Editorial Policy

Our Editorial Mission

The local SEO industry runs on vague promises and outdated theory. We built this site to cut the noise. Our mission is simple. We give Minneapolis business owners the exact, tested tactics required to dominate the Google Map Pack. We do not publish generic marketing fluff. We publish the operational reality of ranking a local business in the Twin Cities.

We know the weight of a suspended Google Business Profile. We know the frustration of watching a competitor with terrible reviews outrank you because they nailed their proximity signals. Our content exists to solve those specific problems. If a tactic does not move the needle for an HVAC contractor in Edina or a dental clinic in St. Paul, you will not read about it here.

How We Choose Topics

We pull our topics directly from the trenches. We look at the friction our agency clients face every week. When three different roofers ask us why their listing vanished after a minor address update, we write a guide on it. We analyze local search volume across the metro area to find exactly what your customers are looking for.

We monitor the gap between what Google claims in their official documentation and what actually works in the map pack. We spot the blind spots. We fill them.

We do not write for other SEO agencies. We write for the business owner trying to figure out why their local citations are a mess.

Research and Fact-Checking Standards

We do not parrot SEO blogs. We test. We break things. We rebuild them.

Before we recommend a specific citation building strategy or a review velocity target, we run it through our own agency processes. We verify claims against live SERP data in Minneapolis. If we tell you to optimize your GBP Q&A section to capture featured snippets, it is because we tracked that exact mechanism working for a client. We cross-reference tool data from BrightLocal and Whitespark with manual incognito searches.

We demand high-resolution proof before publishing. If a new algorithm update rolls out, we wait for the dust to settle. We look at the data. Then we publish our findings.

Corrections Policy

Google changes the rules constantly. Sometimes we get it wrong. When we do, we fix it fast.

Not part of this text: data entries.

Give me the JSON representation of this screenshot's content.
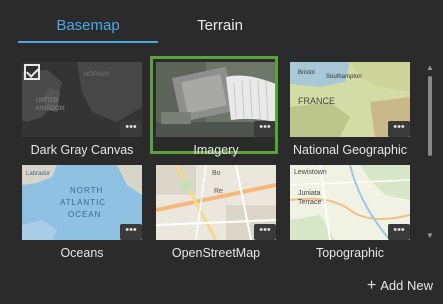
{
  "tabs": [
    {
      "label": "Basemap"
    },
    {
      "label": "Terrain"
    }
  ],
  "basemaps": [
    {
      "label": "Dark Gray Canvas",
      "checked": true
    },
    {
      "label": "Imagery",
      "selected": true
    },
    {
      "label": "National Geographic"
    },
    {
      "label": "Oceans"
    },
    {
      "label": "OpenStreetMap"
    },
    {
      "label": "Topographic"
    }
  ],
  "more_label": "•••",
  "map_text": {
    "dark": [
      "NORWAY",
      "UNITED",
      "KINGDOM"
    ],
    "natgeo": [
      "Bristol",
      "Southampton",
      "FRANCE"
    ],
    "oceans": [
      "Labrador",
      "NORTH",
      "ATLANTIC",
      "OCEAN"
    ],
    "osm": [
      "Bo",
      "Re"
    ],
    "topo": [
      "Lewistown",
      "Juniata",
      "Terrace"
    ]
  },
  "add_new": "Add New",
  "colors": {
    "accent": "#4aa8e9",
    "selected_border": "#5aa33a",
    "panel_bg": "#2b2b2b"
  }
}
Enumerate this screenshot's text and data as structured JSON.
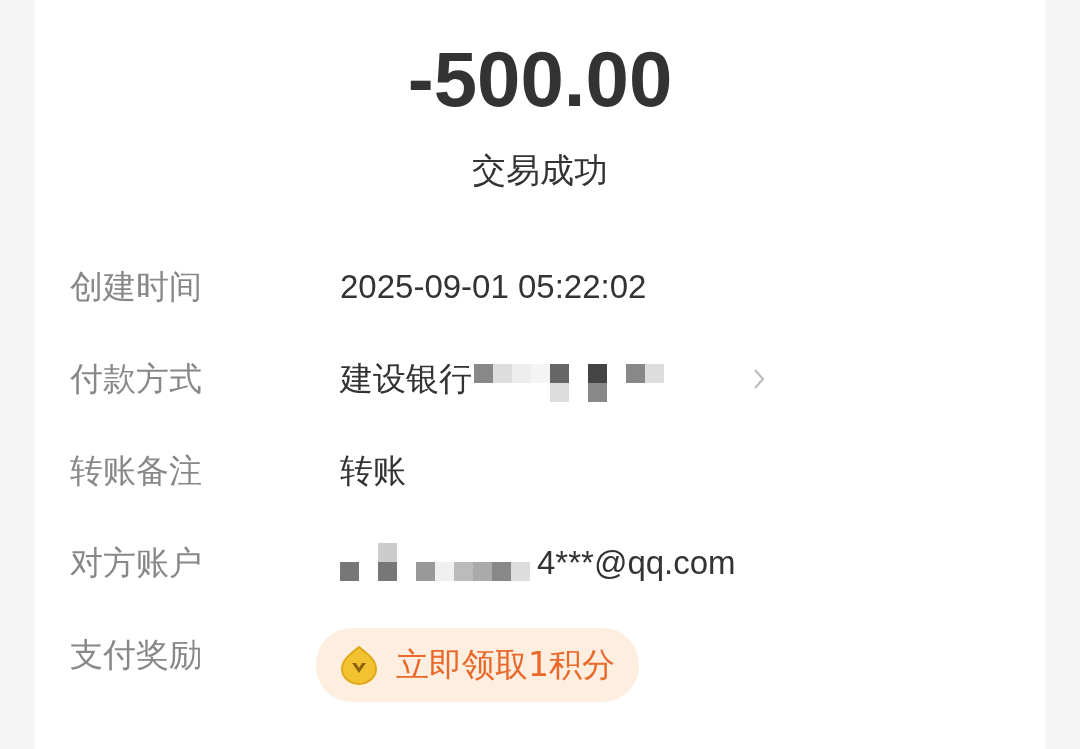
{
  "amount": "-500.00",
  "status": "交易成功",
  "details": [
    {
      "kind": "text",
      "label": "创建时间",
      "value": "2025-09-01 05:22:02"
    },
    {
      "kind": "masked_link",
      "label": "付款方式",
      "value": "建设银行"
    },
    {
      "kind": "text",
      "label": "转账备注",
      "value": "转账"
    },
    {
      "kind": "masked_suffix",
      "label": "对方账户",
      "value": "4***@qq.com"
    },
    {
      "kind": "reward",
      "label": "支付奖励",
      "value": "立即领取1积分"
    }
  ]
}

If you spot an inaccuracy in our content, email our editorial team at [email protected]. We review all claims within 48 hours. If a previously recommended tactic becomes toxic due to a core algorithm update, we do not just quietly delete the page. We add a visible correction notice at the top of the article. We explain what changed. We explain why the old method fails.

Transparency builds trust.

Commercial Relationships and Disclosures

We operate a local SEO agency. We sell services. You will see calls to action for our consulting and management packages across this site. We also occasionally use affiliate links for software we trust, like Ahrefs or specific local rank trackers. If you click a link and buy a tool, we earn a small commission.

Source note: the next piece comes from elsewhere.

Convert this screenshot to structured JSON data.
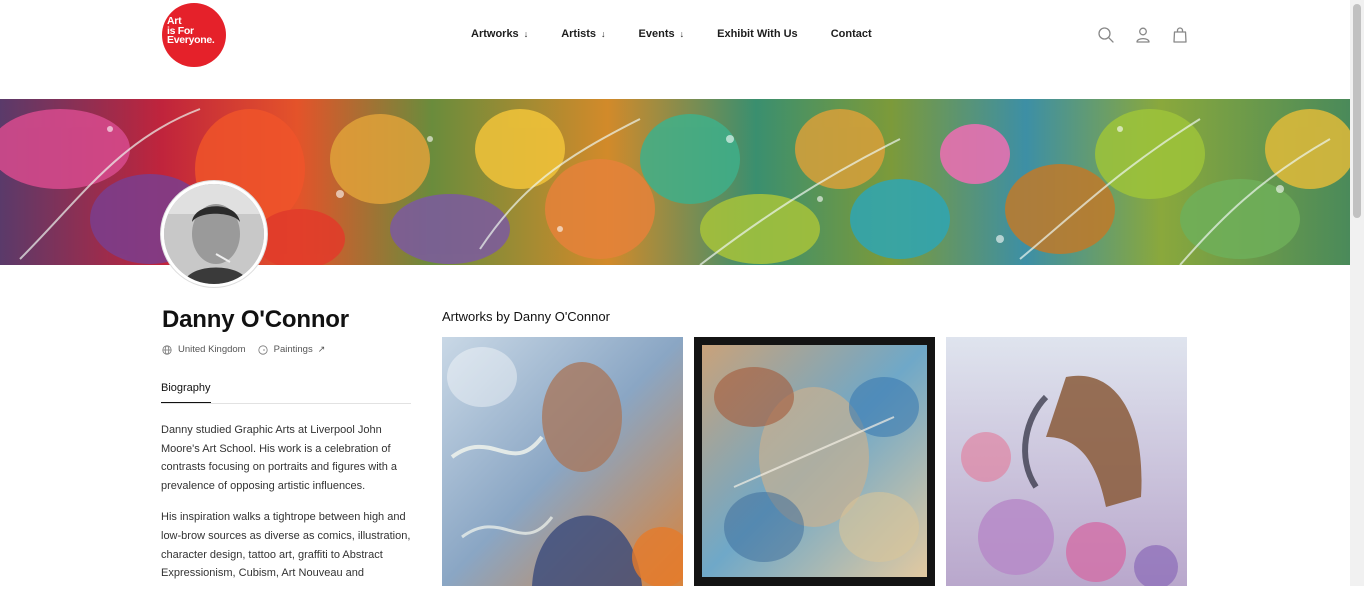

This financial reality never dictates our recommendations. We rejected 14 different review management platforms before finding one that actually syncs reliably with the current GBP API. We only recommend the tools we use daily to manage our own clients.

Editorial Independence

Our editorial calendar belongs to us. No software vendor, directory owner, or third-party agency dictates our content. We do not accept paid guest posts. We do not sell link placements.

If a local directory demands payment for a positive review, we ignore them. If a popular SEO tool pushes a feature that does not actually help local businesses rank, we will call it out. Our loyalty sits entirely with the Minneapolis business owners reading this site.

The signal remains pure.

Content Updates and Decay

Local SEO rots quickly. A guide written two years ago about Google My Business is useless today, because the platform is now Google Business Profile and the interface completely changed. We refuse to let our archives become a graveyard of bad advice.

We audit our core guides quarterly. We update screenshots to reflect the current dashboard. We adjust proximity signal advice based on recent algorithm turbulence. We stamp the top of our articles with the date of the last technical review so you know exactly what you are reading.

Freshness matters. Accuracy matters more.